O plano era usar Fleury como escudo e exigir a libertação do militante. Quando o grupo preparava-se para agir, descobriu-se que o delegado, provavelmente avisado, já se encontrava na delegacia cercado por seus homens de confiança e que Bacuri havia deixado o local. Anos depois, relatos de sobreviventes apontaram que militantes haviam sido levados para a sede da Oban horas antes da ação. Faria Lima havia sumido no intervalo entre o planejamento e o horário de execução do plano.
Reprodução
Zorro chegou a ser condenado a pena de morte por assassinatos na ditadura
Dois meses depois, a guerrilha faria uma nova e ousada ação para tentar, mais uma vez, libertar Bacuri. Um comando formado por militantes do MRT, ALN e VPR rendeu o comandante do II Exército, general Humberto Souza Melo, quando este deixava a Igreja Batista da Rua Joaquim Távora, na Vila Mariana, zona sul de São Paulo.
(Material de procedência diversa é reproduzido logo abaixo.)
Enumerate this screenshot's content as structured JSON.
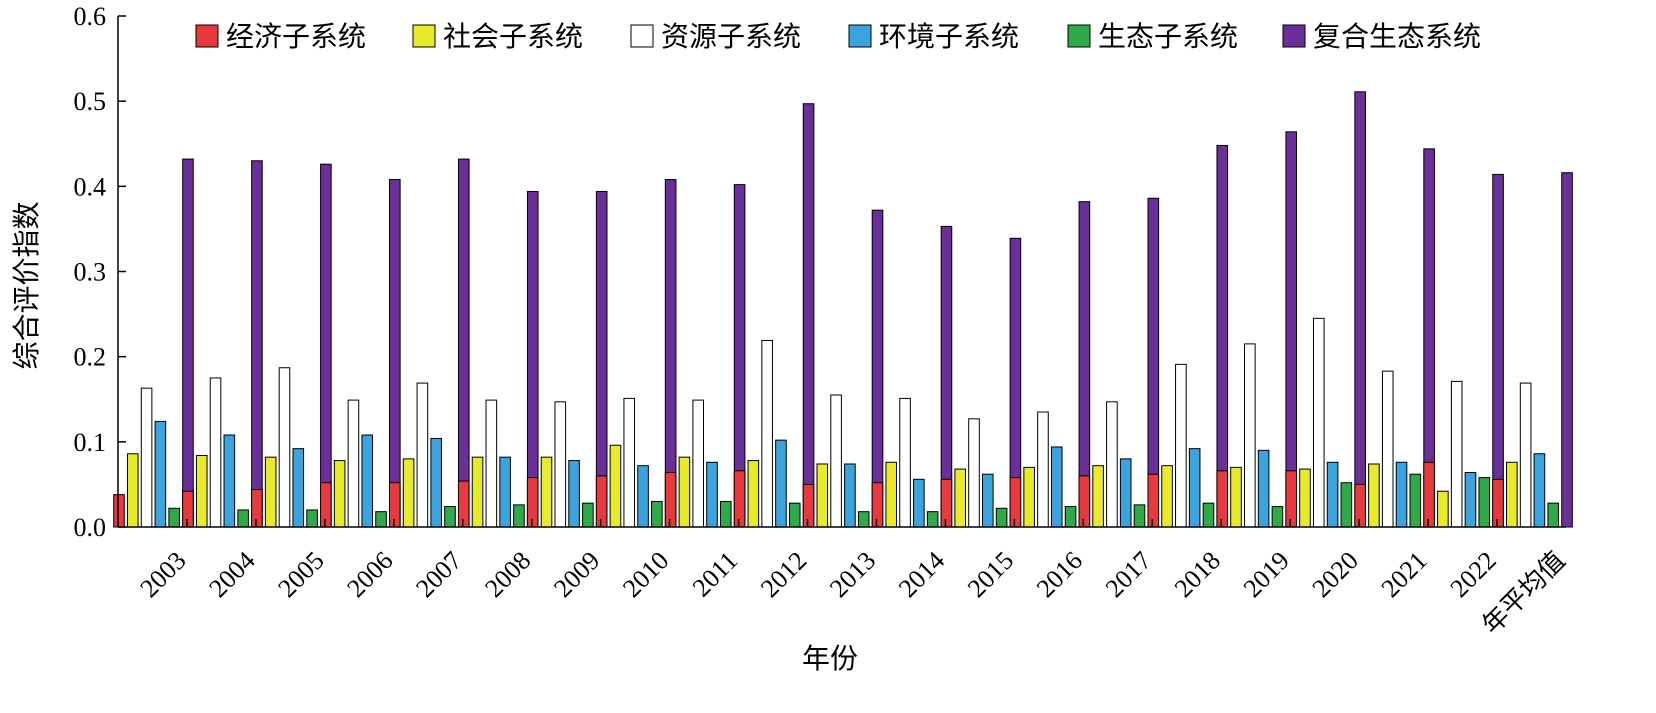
{
  "chart_data": {
    "type": "bar",
    "xlabel": "年份",
    "ylabel": "综合评价指数",
    "ylim": [
      0,
      0.6
    ],
    "yticks": [
      "0.0",
      "0.1",
      "0.2",
      "0.3",
      "0.4",
      "0.5",
      "0.6"
    ],
    "grid": false,
    "legend_position": "top",
    "categories": [
      "2003",
      "2004",
      "2005",
      "2006",
      "2007",
      "2008",
      "2009",
      "2010",
      "2011",
      "2012",
      "2013",
      "2014",
      "2015",
      "2016",
      "2017",
      "2018",
      "2019",
      "2020",
      "2021",
      "2022",
      "年平均值"
    ],
    "series": [
      {
        "name": "经济子系统",
        "color": "#e8393f",
        "values": [
          0.038,
          0.042,
          0.044,
          0.052,
          0.052,
          0.054,
          0.058,
          0.06,
          0.064,
          0.066,
          0.05,
          0.052,
          0.056,
          0.058,
          0.06,
          0.062,
          0.066,
          0.066,
          0.05,
          0.076,
          0.056
        ]
      },
      {
        "name": "社会子系统",
        "color": "#e8ea2a",
        "values": [
          0.086,
          0.084,
          0.082,
          0.078,
          0.08,
          0.082,
          0.082,
          0.096,
          0.082,
          0.078,
          0.074,
          0.076,
          0.068,
          0.07,
          0.072,
          0.072,
          0.07,
          0.068,
          0.074,
          0.042,
          0.076
        ]
      },
      {
        "name": "资源子系统",
        "color": "#ffffff",
        "values": [
          0.163,
          0.175,
          0.187,
          0.149,
          0.169,
          0.149,
          0.147,
          0.151,
          0.149,
          0.219,
          0.155,
          0.151,
          0.127,
          0.135,
          0.147,
          0.191,
          0.215,
          0.245,
          0.183,
          0.171,
          0.169
        ]
      },
      {
        "name": "环境子系统",
        "color": "#3ba3dd",
        "values": [
          0.124,
          0.108,
          0.092,
          0.108,
          0.104,
          0.082,
          0.078,
          0.072,
          0.076,
          0.102,
          0.074,
          0.056,
          0.062,
          0.094,
          0.08,
          0.092,
          0.09,
          0.076,
          0.076,
          0.064,
          0.086
        ]
      },
      {
        "name": "生态子系统",
        "color": "#2eaa4a",
        "values": [
          0.022,
          0.02,
          0.02,
          0.018,
          0.024,
          0.026,
          0.028,
          0.03,
          0.03,
          0.028,
          0.018,
          0.018,
          0.022,
          0.024,
          0.026,
          0.028,
          0.024,
          0.052,
          0.062,
          0.058,
          0.028
        ]
      },
      {
        "name": "复合生态系统",
        "color": "#6a2f98",
        "values": [
          0.432,
          0.43,
          0.426,
          0.408,
          0.432,
          0.394,
          0.394,
          0.408,
          0.402,
          0.497,
          0.372,
          0.353,
          0.339,
          0.382,
          0.386,
          0.448,
          0.464,
          0.511,
          0.444,
          0.414,
          0.416
        ]
      }
    ]
  }
}
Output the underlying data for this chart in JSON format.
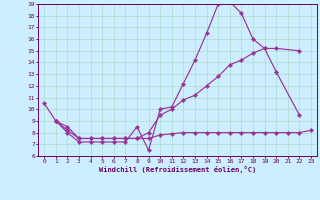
{
  "xlabel": "Windchill (Refroidissement éolien,°C)",
  "bg_color": "#cceeff",
  "line_color": "#993399",
  "grid_color": "#aaddcc",
  "xlim": [
    -0.5,
    23.5
  ],
  "ylim": [
    6,
    19
  ],
  "xticks": [
    0,
    1,
    2,
    3,
    4,
    5,
    6,
    7,
    8,
    9,
    10,
    11,
    12,
    13,
    14,
    15,
    16,
    17,
    18,
    19,
    20,
    21,
    22,
    23
  ],
  "yticks": [
    6,
    7,
    8,
    9,
    10,
    11,
    12,
    13,
    14,
    15,
    16,
    17,
    18,
    19
  ],
  "line1_x": [
    0,
    1,
    2,
    3,
    4,
    5,
    6,
    7,
    8,
    9,
    10,
    11,
    12,
    13,
    14,
    15,
    16,
    17,
    18,
    19,
    20,
    22
  ],
  "line1_y": [
    10.5,
    9.0,
    8.0,
    7.2,
    7.2,
    7.2,
    7.2,
    7.2,
    8.5,
    6.5,
    10.0,
    10.2,
    12.2,
    14.2,
    16.5,
    19.0,
    19.2,
    18.2,
    16.0,
    15.2,
    13.2,
    9.5
  ],
  "line2_x": [
    1,
    2,
    3,
    4,
    5,
    6,
    7,
    8,
    9,
    10,
    11,
    12,
    13,
    14,
    15,
    16,
    17,
    18,
    19,
    20,
    22
  ],
  "line2_y": [
    9.0,
    8.5,
    7.5,
    7.5,
    7.5,
    7.5,
    7.5,
    7.5,
    8.0,
    9.5,
    10.0,
    10.8,
    11.2,
    12.0,
    12.8,
    13.8,
    14.2,
    14.8,
    15.2,
    15.2,
    15.0
  ],
  "line3_x": [
    1,
    2,
    3,
    4,
    5,
    6,
    7,
    8,
    9,
    10,
    11,
    12,
    13,
    14,
    15,
    16,
    17,
    18,
    19,
    20,
    21,
    22,
    23
  ],
  "line3_y": [
    9.0,
    8.2,
    7.5,
    7.5,
    7.5,
    7.5,
    7.5,
    7.5,
    7.5,
    7.8,
    7.9,
    8.0,
    8.0,
    8.0,
    8.0,
    8.0,
    8.0,
    8.0,
    8.0,
    8.0,
    8.0,
    8.0,
    8.2
  ]
}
Três militantes chefiados por Devanir José de Carvalho, conhecido por Comandante Henrique, encostaram as armas no corpo do general no mesmo instante em que eram surpreendidos por militares à paisana, que chegaram ao local no momento em que a ação guerrilheira estava em andamento. Em maior número e favorecido pelo fator surpresa, um segundo grupo guerrilheiro, que estava na retaguarda, apontou as armas contra os militares. Seria o mais feroz confronto do período se o general não tivesse assumido o comando e gritado que ninguém disparasse. O acordo de emergência foi, então, cumprido à risca e cada grupo se dispersou, deixando o general na escadaria da igreja, cercado pelos militares.
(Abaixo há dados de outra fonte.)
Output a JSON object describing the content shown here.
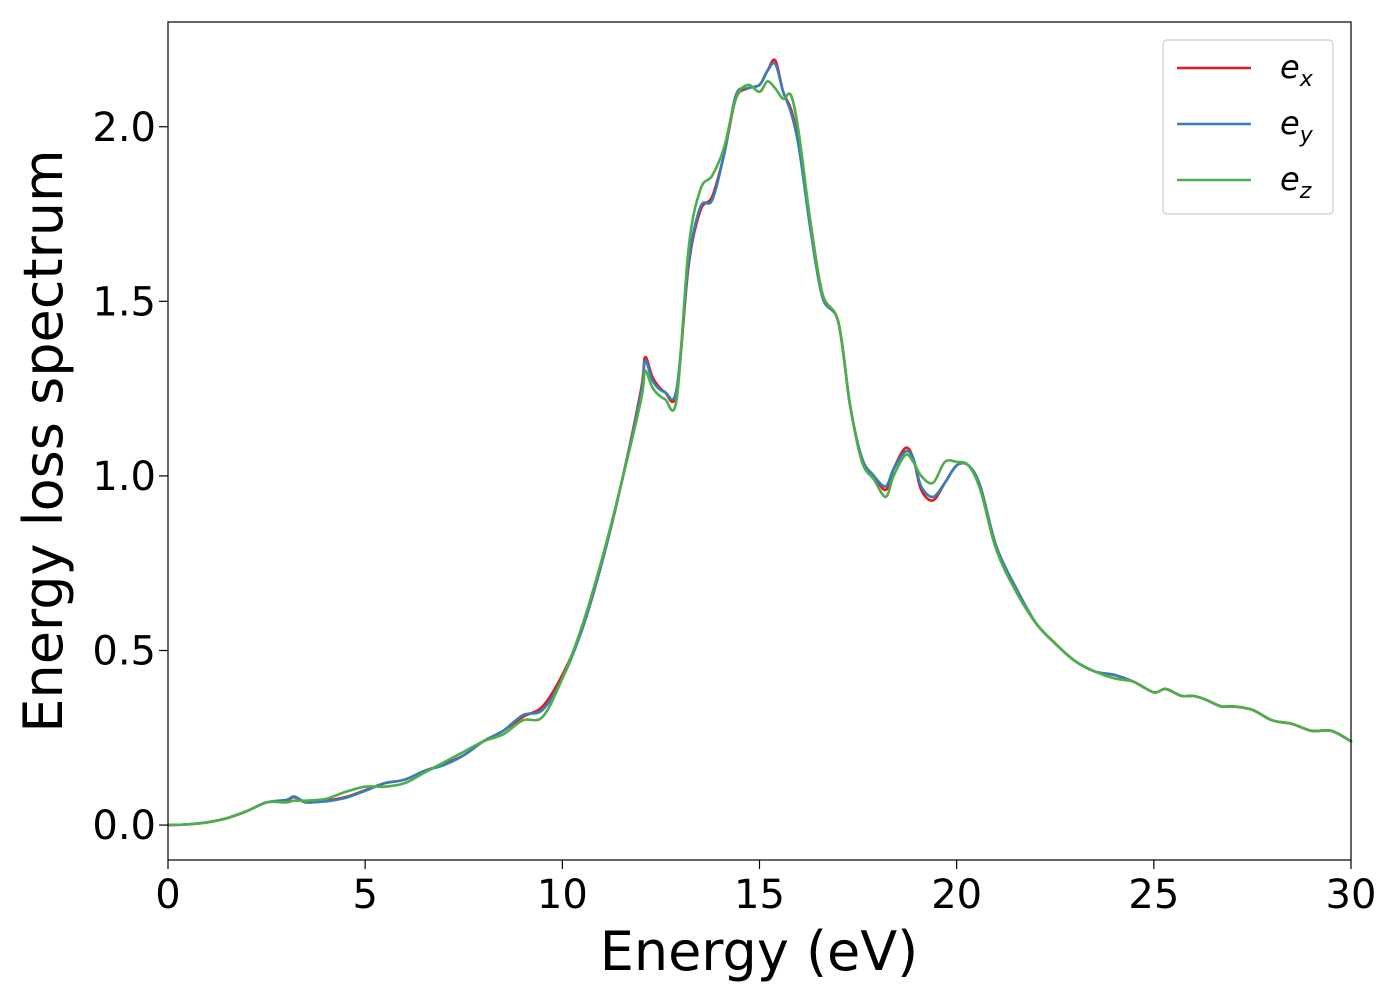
{
  "chart_data": {
    "type": "line",
    "title": "",
    "xlabel": "Energy (eV)",
    "ylabel": "Energy loss spectrum",
    "xlim": [
      0,
      30
    ],
    "ylim": [
      -0.1,
      2.3
    ],
    "xticks": [
      0,
      5,
      10,
      15,
      20,
      25,
      30
    ],
    "xtick_labels": [
      "0",
      "5",
      "10",
      "15",
      "20",
      "25",
      "30"
    ],
    "yticks": [
      0.0,
      0.5,
      1.0,
      1.5,
      2.0
    ],
    "ytick_labels": [
      "0.0",
      "0.5",
      "1.0",
      "1.5",
      "2.0"
    ],
    "grid": false,
    "legend_position": "top-right",
    "series": [
      {
        "name": "e_x",
        "legend_base": "e",
        "legend_sub": "x",
        "color": "#e41a1c",
        "x": [
          0,
          0.5,
          1,
          1.5,
          2,
          2.5,
          3,
          3.2,
          3.5,
          4,
          4.5,
          5,
          5.5,
          6,
          6.5,
          7,
          7.5,
          8,
          8.5,
          9,
          9.5,
          10,
          10.5,
          11,
          11.5,
          12,
          12.1,
          12.3,
          12.6,
          12.9,
          13.2,
          13.5,
          13.8,
          14.1,
          14.4,
          14.7,
          15.0,
          15.2,
          15.4,
          15.6,
          15.8,
          16.0,
          16.3,
          16.6,
          17.0,
          17.3,
          17.6,
          17.9,
          18.2,
          18.4,
          18.7,
          18.9,
          19.1,
          19.4,
          19.7,
          20.0,
          20.3,
          20.6,
          21.0,
          21.5,
          22.0,
          22.5,
          23.0,
          23.5,
          24.0,
          24.5,
          25.0,
          25.3,
          25.7,
          26.0,
          26.3,
          26.7,
          27.0,
          27.5,
          28.0,
          28.5,
          29.0,
          29.5,
          30.0
        ],
        "y": [
          0.0,
          0.002,
          0.008,
          0.02,
          0.04,
          0.065,
          0.07,
          0.08,
          0.065,
          0.07,
          0.08,
          0.1,
          0.12,
          0.13,
          0.155,
          0.175,
          0.2,
          0.24,
          0.27,
          0.31,
          0.34,
          0.43,
          0.56,
          0.75,
          0.98,
          1.25,
          1.34,
          1.28,
          1.24,
          1.24,
          1.6,
          1.76,
          1.8,
          1.92,
          2.08,
          2.11,
          2.12,
          2.16,
          2.19,
          2.1,
          2.05,
          1.95,
          1.72,
          1.52,
          1.44,
          1.2,
          1.05,
          1.0,
          0.96,
          1.02,
          1.08,
          1.05,
          0.96,
          0.93,
          0.98,
          1.03,
          1.03,
          0.97,
          0.8,
          0.68,
          0.58,
          0.52,
          0.47,
          0.44,
          0.43,
          0.41,
          0.38,
          0.39,
          0.37,
          0.37,
          0.36,
          0.34,
          0.34,
          0.33,
          0.3,
          0.29,
          0.27,
          0.27,
          0.24
        ]
      },
      {
        "name": "e_y",
        "legend_base": "e",
        "legend_sub": "y",
        "color": "#377eb8",
        "x": [
          0,
          0.5,
          1,
          1.5,
          2,
          2.5,
          3,
          3.2,
          3.5,
          4,
          4.5,
          5,
          5.5,
          6,
          6.5,
          7,
          7.5,
          8,
          8.5,
          9,
          9.5,
          10,
          10.5,
          11,
          11.5,
          12,
          12.1,
          12.3,
          12.6,
          12.9,
          13.2,
          13.5,
          13.8,
          14.1,
          14.4,
          14.7,
          15.0,
          15.2,
          15.4,
          15.6,
          15.8,
          16.0,
          16.3,
          16.6,
          17.0,
          17.3,
          17.6,
          17.9,
          18.2,
          18.4,
          18.7,
          18.9,
          19.1,
          19.4,
          19.7,
          20.0,
          20.3,
          20.6,
          21.0,
          21.5,
          22.0,
          22.5,
          23.0,
          23.5,
          24.0,
          24.5,
          25.0,
          25.3,
          25.7,
          26.0,
          26.3,
          26.7,
          27.0,
          27.5,
          28.0,
          28.5,
          29.0,
          29.5,
          30.0
        ],
        "y": [
          0.0,
          0.002,
          0.008,
          0.02,
          0.04,
          0.065,
          0.072,
          0.082,
          0.066,
          0.068,
          0.078,
          0.098,
          0.12,
          0.13,
          0.155,
          0.172,
          0.2,
          0.24,
          0.27,
          0.315,
          0.33,
          0.42,
          0.56,
          0.75,
          0.98,
          1.24,
          1.33,
          1.27,
          1.24,
          1.25,
          1.61,
          1.77,
          1.79,
          1.92,
          2.09,
          2.11,
          2.12,
          2.16,
          2.18,
          2.1,
          2.04,
          1.94,
          1.7,
          1.51,
          1.44,
          1.2,
          1.05,
          1.0,
          0.97,
          1.02,
          1.07,
          1.05,
          0.97,
          0.94,
          0.98,
          1.03,
          1.03,
          0.97,
          0.8,
          0.68,
          0.58,
          0.52,
          0.47,
          0.44,
          0.43,
          0.41,
          0.38,
          0.39,
          0.37,
          0.37,
          0.36,
          0.34,
          0.34,
          0.33,
          0.3,
          0.29,
          0.27,
          0.27,
          0.24
        ]
      },
      {
        "name": "e_z",
        "legend_base": "e",
        "legend_sub": "z",
        "color": "#4daf4a",
        "x": [
          0,
          0.5,
          1,
          1.5,
          2,
          2.5,
          3,
          3.2,
          3.5,
          4,
          4.5,
          5,
          5.5,
          6,
          6.5,
          7,
          7.5,
          8,
          8.5,
          9,
          9.5,
          10,
          10.5,
          11,
          11.5,
          12,
          12.1,
          12.3,
          12.6,
          12.9,
          13.2,
          13.5,
          13.8,
          14.1,
          14.4,
          14.7,
          15.0,
          15.2,
          15.4,
          15.6,
          15.8,
          16.0,
          16.3,
          16.6,
          17.0,
          17.3,
          17.6,
          17.9,
          18.2,
          18.4,
          18.7,
          18.9,
          19.1,
          19.4,
          19.7,
          20.0,
          20.3,
          20.6,
          21.0,
          21.5,
          22.0,
          22.5,
          23.0,
          23.5,
          24.0,
          24.5,
          25.0,
          25.3,
          25.7,
          26.0,
          26.3,
          26.7,
          27.0,
          27.5,
          28.0,
          28.5,
          29.0,
          29.5,
          30.0
        ],
        "y": [
          0.0,
          0.002,
          0.008,
          0.02,
          0.04,
          0.065,
          0.065,
          0.07,
          0.07,
          0.075,
          0.095,
          0.11,
          0.11,
          0.12,
          0.15,
          0.18,
          0.21,
          0.24,
          0.26,
          0.3,
          0.31,
          0.42,
          0.57,
          0.76,
          0.98,
          1.22,
          1.3,
          1.25,
          1.22,
          1.22,
          1.65,
          1.82,
          1.86,
          1.94,
          2.08,
          2.12,
          2.1,
          2.13,
          2.11,
          2.08,
          2.09,
          1.98,
          1.72,
          1.52,
          1.44,
          1.2,
          1.04,
          0.99,
          0.94,
          1.0,
          1.06,
          1.04,
          1.0,
          0.98,
          1.04,
          1.04,
          1.03,
          0.96,
          0.79,
          0.67,
          0.58,
          0.52,
          0.47,
          0.44,
          0.42,
          0.41,
          0.38,
          0.39,
          0.37,
          0.37,
          0.36,
          0.34,
          0.34,
          0.33,
          0.3,
          0.29,
          0.27,
          0.27,
          0.24
        ]
      }
    ]
  }
}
Os dois guerrilheiros sobreviventes que participaram do episódio, Ivan Seixas - que tinha duas granadas nas mãos para jogar contra os militares - e Carlos Eugênio Paz confirmam a ação cinematográfica e as suspeitas sobre Faria Lima. Quando o chefe da ação, Devanir Carvalho, avisou a todos, uma hora antes, que tipo de ação seria feita naquele dia, Faria Lima, sob o pretexto de ir a uma farmácia comprar medicamentos para fazer curativo num ferimento de bala numa das pernas, se ausentou do grupo por cerca de uma hora. As suspeitas são de que naquele instante ele tenha avisado os militares. A chegada repentina dos agentes reforça a hipótese.
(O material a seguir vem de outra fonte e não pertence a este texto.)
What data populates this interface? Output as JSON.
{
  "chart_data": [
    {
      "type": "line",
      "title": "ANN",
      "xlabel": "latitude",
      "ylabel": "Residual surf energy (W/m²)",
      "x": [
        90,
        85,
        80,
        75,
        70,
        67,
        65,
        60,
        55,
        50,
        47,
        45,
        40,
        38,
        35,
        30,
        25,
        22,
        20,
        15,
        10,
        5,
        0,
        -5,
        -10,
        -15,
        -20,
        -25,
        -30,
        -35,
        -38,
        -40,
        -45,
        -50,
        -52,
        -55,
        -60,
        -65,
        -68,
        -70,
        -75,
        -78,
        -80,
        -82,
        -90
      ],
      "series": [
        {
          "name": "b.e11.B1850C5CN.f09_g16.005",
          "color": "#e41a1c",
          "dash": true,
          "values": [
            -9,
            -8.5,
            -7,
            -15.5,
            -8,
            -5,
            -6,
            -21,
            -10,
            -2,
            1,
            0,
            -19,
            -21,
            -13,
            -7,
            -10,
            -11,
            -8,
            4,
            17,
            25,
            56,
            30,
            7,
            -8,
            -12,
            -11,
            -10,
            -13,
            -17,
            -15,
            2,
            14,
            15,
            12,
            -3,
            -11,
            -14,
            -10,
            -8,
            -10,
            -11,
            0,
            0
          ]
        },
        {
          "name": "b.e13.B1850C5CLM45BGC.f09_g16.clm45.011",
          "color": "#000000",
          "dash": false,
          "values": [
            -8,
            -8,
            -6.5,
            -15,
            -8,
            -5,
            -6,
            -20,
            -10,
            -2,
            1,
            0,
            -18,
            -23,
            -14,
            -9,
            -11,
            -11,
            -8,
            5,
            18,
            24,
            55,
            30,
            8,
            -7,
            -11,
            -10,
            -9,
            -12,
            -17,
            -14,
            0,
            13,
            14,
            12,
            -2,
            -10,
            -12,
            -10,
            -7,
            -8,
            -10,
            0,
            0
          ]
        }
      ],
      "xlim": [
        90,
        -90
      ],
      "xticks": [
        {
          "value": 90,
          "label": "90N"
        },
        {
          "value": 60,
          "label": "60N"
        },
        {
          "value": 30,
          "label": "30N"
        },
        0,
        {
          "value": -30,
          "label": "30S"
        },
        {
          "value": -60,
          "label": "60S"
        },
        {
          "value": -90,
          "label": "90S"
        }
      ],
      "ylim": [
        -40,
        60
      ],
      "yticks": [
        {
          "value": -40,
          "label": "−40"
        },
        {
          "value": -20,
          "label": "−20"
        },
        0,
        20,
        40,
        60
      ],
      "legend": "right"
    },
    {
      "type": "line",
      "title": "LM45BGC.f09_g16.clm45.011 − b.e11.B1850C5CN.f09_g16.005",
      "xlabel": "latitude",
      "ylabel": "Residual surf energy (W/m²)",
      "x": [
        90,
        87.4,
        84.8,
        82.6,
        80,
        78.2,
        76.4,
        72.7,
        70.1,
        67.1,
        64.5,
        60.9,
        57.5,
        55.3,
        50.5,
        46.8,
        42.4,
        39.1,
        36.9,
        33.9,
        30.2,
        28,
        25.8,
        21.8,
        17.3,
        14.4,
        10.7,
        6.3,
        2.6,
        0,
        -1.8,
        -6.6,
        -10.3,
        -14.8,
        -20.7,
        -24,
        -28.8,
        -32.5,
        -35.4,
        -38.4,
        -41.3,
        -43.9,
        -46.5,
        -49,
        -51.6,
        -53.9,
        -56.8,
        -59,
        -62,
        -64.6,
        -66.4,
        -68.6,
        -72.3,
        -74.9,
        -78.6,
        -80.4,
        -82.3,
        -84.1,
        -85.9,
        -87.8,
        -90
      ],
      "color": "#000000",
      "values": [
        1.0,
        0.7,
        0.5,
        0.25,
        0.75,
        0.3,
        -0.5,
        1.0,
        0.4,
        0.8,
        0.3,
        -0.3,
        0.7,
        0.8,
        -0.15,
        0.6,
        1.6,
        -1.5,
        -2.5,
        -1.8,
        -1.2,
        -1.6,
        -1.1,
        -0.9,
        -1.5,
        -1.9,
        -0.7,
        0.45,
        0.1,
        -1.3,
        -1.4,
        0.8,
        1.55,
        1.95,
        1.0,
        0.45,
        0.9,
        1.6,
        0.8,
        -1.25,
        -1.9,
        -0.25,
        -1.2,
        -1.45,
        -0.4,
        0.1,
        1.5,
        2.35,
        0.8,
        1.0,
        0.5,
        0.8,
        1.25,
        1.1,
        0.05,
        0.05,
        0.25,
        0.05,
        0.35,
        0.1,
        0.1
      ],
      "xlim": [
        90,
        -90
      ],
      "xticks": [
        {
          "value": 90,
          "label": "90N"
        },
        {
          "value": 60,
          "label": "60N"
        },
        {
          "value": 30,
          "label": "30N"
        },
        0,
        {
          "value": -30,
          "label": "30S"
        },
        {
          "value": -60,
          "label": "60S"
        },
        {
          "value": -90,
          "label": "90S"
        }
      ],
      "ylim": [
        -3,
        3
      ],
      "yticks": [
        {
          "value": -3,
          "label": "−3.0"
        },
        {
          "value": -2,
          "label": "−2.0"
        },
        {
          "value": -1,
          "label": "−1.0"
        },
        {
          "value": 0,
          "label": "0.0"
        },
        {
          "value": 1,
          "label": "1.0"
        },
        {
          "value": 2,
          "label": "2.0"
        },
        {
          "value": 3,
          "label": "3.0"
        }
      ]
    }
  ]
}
“Com o sequestro do comandante do II Exército nós não libertaríamos apenas Bacuri. Abriríamos as portas das cadeias. Mas a ação teve de ser abortada. Se o plano não tivesse sido delatado em cima da hora, os agentes teriam preparado uma armadilha e matado todos nós”, lembra Carlos Eugênio Paz, conhecido na guerrilha como Clemente.